= Aurora Straus =

American professional racecar driver

Aurora Straus is a -year-old professional racecar driver in the US, a consultant, and a folk musician. She currently competes in the IMSA Continental Tire Sportscar Challenge, and previously raced in the Battery Tender Mazda MX-5 Cup. She lives in Cold Spring, NY, and (Feb 2019) attended Harvard University for her undergraduate degree. She, when 19 years of age, was the only professional teenage female sportscar racer in North America. She now works as a consultant in the New York City area.

== Personal life ==
Straus is the daughter of Molly McCoy and Ari Straus, the chief executive officer of the Monticello Motor Club. She graduated from Hackley School's Class of 2017 and then attended Harvard (Class of 2022) as a double major in English literature and mechanical engineering. Straus took a gap year to work at ZappRx, a digital health company that focuses on management of specialty medications. She was a National Merit Finalist, representing less than 1% of high school seniors in the United States. Straus is also an avid musician that plays frequently in local venues in Cold Spring and Tarrytown, NY. She sang at a Holiday Charity Music Fest in December 2015 that benefited Hope's Door, a safe haven for domestic abuse survivors in Pleasantville, NY.

== Racing career ==
As a 13-year-old with no prior karting experience, Straus got behind the wheel of a Mazda Miata under the tutelage of Stevan McAleer, the 2015 Continental Tire Sportscar Challenge Champion. She raced in several Intercontinental Trophy Cup and Skip Barber Cup races before spending two seasons in semi-professional racing in the Battery Tender Mazda MX-5 Cup.
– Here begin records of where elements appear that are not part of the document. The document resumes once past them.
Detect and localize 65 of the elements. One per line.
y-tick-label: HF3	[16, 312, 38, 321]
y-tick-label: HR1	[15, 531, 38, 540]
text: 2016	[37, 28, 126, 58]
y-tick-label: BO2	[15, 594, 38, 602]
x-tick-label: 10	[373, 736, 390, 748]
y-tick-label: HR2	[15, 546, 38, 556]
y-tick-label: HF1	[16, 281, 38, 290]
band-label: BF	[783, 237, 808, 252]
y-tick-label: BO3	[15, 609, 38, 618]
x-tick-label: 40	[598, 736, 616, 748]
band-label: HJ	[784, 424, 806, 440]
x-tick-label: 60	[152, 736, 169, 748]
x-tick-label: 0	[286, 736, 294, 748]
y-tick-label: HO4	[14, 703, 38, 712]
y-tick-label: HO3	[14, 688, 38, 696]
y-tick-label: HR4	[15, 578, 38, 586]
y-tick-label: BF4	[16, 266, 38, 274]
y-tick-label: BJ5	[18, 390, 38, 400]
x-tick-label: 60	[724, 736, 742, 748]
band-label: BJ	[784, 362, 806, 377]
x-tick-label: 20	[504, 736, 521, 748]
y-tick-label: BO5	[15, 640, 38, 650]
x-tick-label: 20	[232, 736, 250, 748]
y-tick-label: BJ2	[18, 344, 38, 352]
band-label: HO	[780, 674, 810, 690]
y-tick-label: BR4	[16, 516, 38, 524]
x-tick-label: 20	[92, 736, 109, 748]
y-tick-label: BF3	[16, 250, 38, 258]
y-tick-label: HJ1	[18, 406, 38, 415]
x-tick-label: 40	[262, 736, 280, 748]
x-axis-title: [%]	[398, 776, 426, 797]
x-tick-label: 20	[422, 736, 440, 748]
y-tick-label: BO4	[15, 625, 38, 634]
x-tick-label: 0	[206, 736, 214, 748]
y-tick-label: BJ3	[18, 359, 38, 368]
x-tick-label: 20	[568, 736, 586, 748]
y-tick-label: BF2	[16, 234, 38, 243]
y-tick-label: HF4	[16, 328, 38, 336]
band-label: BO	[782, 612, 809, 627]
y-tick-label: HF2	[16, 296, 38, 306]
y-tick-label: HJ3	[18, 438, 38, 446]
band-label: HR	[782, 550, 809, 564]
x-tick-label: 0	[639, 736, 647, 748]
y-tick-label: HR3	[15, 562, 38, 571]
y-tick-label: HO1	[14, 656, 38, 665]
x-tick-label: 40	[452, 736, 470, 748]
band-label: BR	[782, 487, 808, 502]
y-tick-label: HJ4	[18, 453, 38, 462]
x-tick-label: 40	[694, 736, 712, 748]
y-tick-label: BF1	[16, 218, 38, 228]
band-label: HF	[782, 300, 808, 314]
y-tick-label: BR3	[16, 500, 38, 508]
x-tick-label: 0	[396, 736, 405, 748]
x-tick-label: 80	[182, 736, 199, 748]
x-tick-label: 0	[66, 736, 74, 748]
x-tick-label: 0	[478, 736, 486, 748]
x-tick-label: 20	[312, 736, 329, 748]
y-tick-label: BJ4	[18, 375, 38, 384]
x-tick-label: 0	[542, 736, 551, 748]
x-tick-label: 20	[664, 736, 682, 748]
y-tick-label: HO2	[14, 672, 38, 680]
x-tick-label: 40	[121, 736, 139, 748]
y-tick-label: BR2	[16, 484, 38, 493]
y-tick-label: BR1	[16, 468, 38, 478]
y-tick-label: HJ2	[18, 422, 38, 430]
After the 2015 and 2016 seasons, she made her Continental Tire Sportscar Challenge debut at Watkins Glen in July 2016, during which she piloted her Cayman from 24th to 9th place before handing her car over to her codriver, Justin Piscitell. For the 2017 season, she raced in the Continental Tire Sportscar Challenge full-time on the Rennsport-One Team with co-driver Connor Bloum.

== Media ==
Straus was featured in the Mazda commercial "The Driver in All of Us," shown in theaters across the US. At 14 years old, Gearhead Girls covered Aurora as part of their focus on female talent. She was invited to the Inaugural Mazda Global Invitational as one of ten competitors from the US.